Tape is also popular in massively scaled research environments like genomics, life sciences, and climate change. In one scenario, a major genomics sequencing lab replaced hard drives with tape. Their storage costs plummeted from $800,000 to $7,000. (Yes, that’s 800 thousand to 7 thousand dollars.) And IoT, which refers to multiple data input sources at the edge of a physical domain such as a home, office, factory, or even a smart city, is using tape storage to store the vast volumes of edge sensor data that is being used to analyze, report, and manage data to increase information efficiency.
M&E Data Mining
M&E is traditionally a large tape user because of tape’s large and inexpensive capacity for massive broadcast files. A second valuable driver for tape technology is data mining. For example, the sports industry often needs to locate video where a specific athlete hit a homerun, kicked a field goal, or delivered a gold medal-winning gymnastics performance. Or they will want to locate video of famous celebrities appearing in the stands, or monitor sponsorship commitments to make sure that their logo appears in the contractual number of programs.
Conclusion
Tape has always stayed competitive in areas that require long-term data retention. Today it’s becoming even more relevant because it combines durability, performance, efficient management, and low cost – making a huge difference to companies dealing with massive data and active retention.
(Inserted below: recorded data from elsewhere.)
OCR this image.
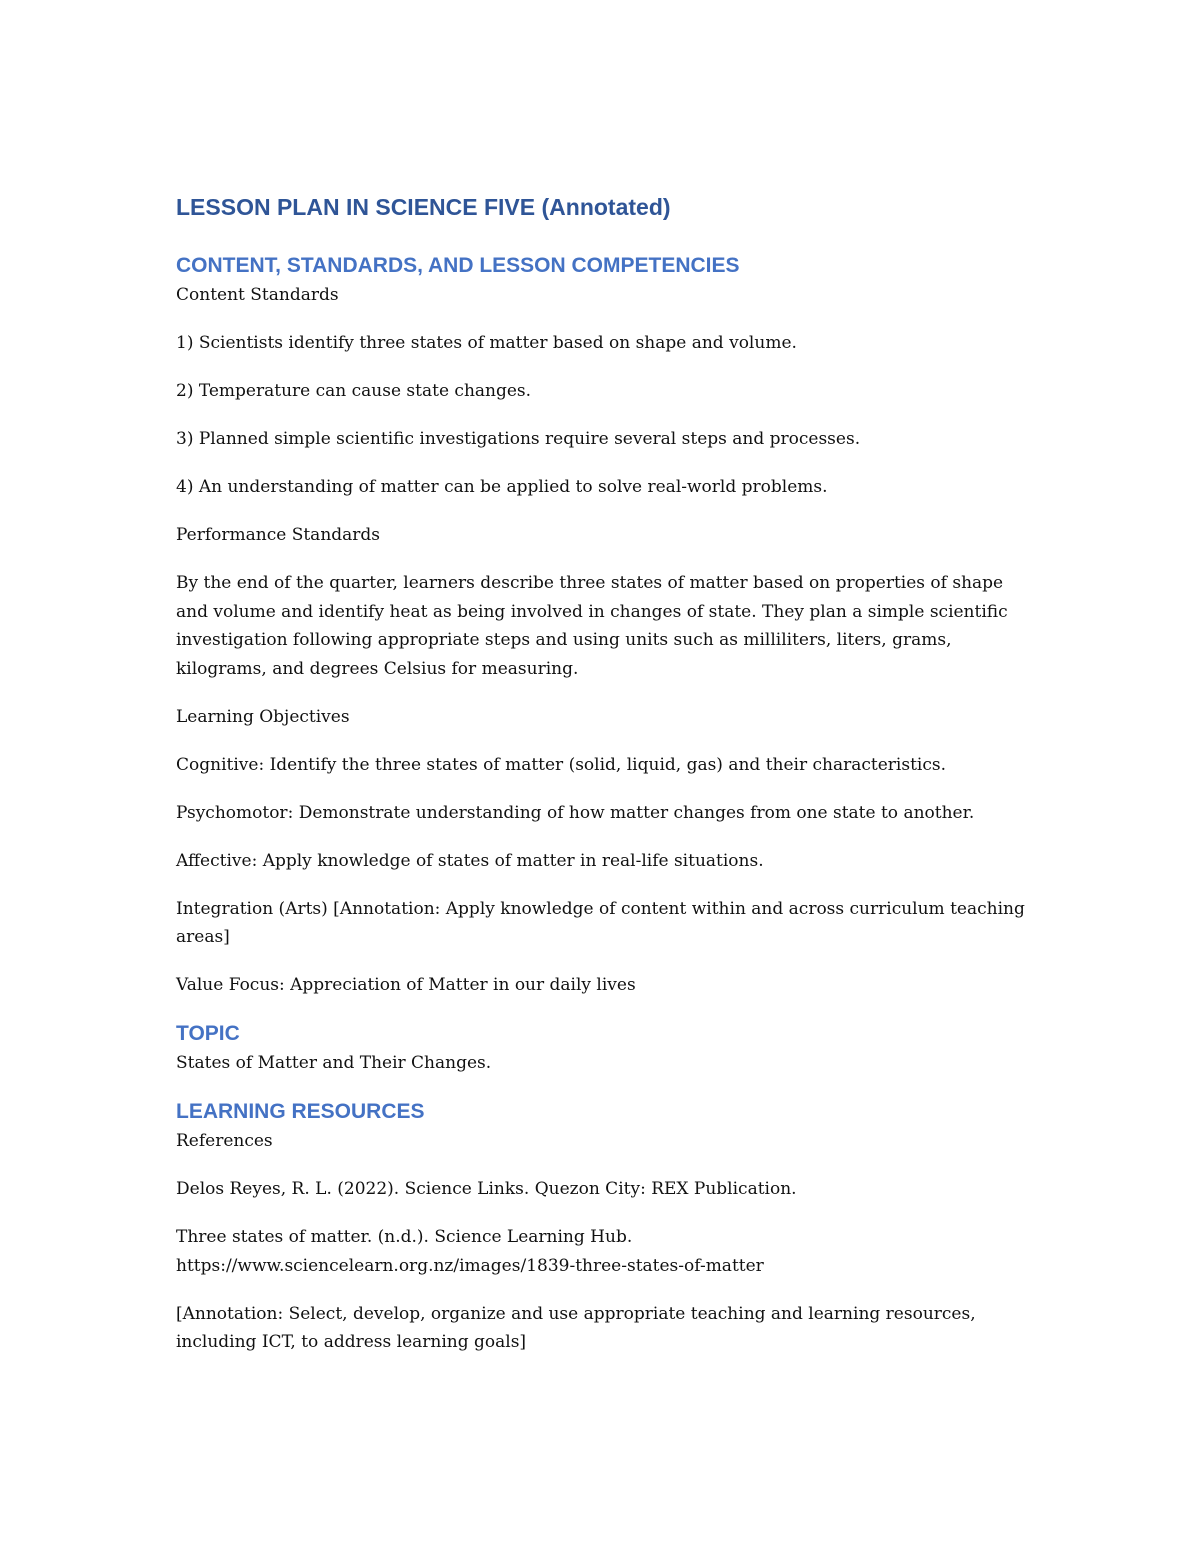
LESSON PLAN IN SCIENCE FIVE (Annotated)
CONTENT, STANDARDS, AND LESSON COMPETENCIES
Content Standards
1) Scientists identify three states of matter based on shape and volume.
2) Temperature can cause state changes.
3) Planned simple scientific investigations require several steps and processes.
4) An understanding of matter can be applied to solve real-world problems.
Performance Standards
By the end of the quarter, learners describe three states of matter based on properties of shape and volume and identify heat as being involved in changes of state. They plan a simple scientific investigation following appropriate steps and using units such as milliliters, liters, grams, kilograms, and degrees Celsius for measuring.
Learning Objectives
Cognitive: Identify the three states of matter (solid, liquid, gas) and their characteristics.
Psychomotor: Demonstrate understanding of how matter changes from one state to another.
Affective: Apply knowledge of states of matter in real-life situations.
Integration (Arts) [Annotation: Apply knowledge of content within and across curriculum teaching areas]
Value Focus: Appreciation of Matter in our daily lives
TOPIC
States of Matter and Their Changes.
LEARNING RESOURCES
References
Delos Reyes, R. L. (2022). Science Links. Quezon City: REX Publication.
Three states of matter. (n.d.). Science Learning Hub. https://www.sciencelearn.org.nz/images/1839-three-states-of-matter
[Annotation: Select, develop, organize and use appropriate teaching and learning resources, including ICT, to address learning goals]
ESG analyzed the TCO of an enterprise storage infrastructure over five years. The infrastructure included HDD on-premises arrays, hybrid cloud, and an LTO tape library. ESG reported that the tape’s TCO was nearly seven times lower than the array-based solution, and more than five times lower than the hybrid cloud.
In a fast-changing world, technology that adapts is the technology that survives. Tape continues to evolve to provide unique value for existing and emerging use cases.
Mark Pastor is director for archive solutions at Quantum. Mark represents Quantum within the Active Archive Alliance, the LTO Consortium and the Object Storage Alliance. He regularly blogs on topics relating to data protection and archival.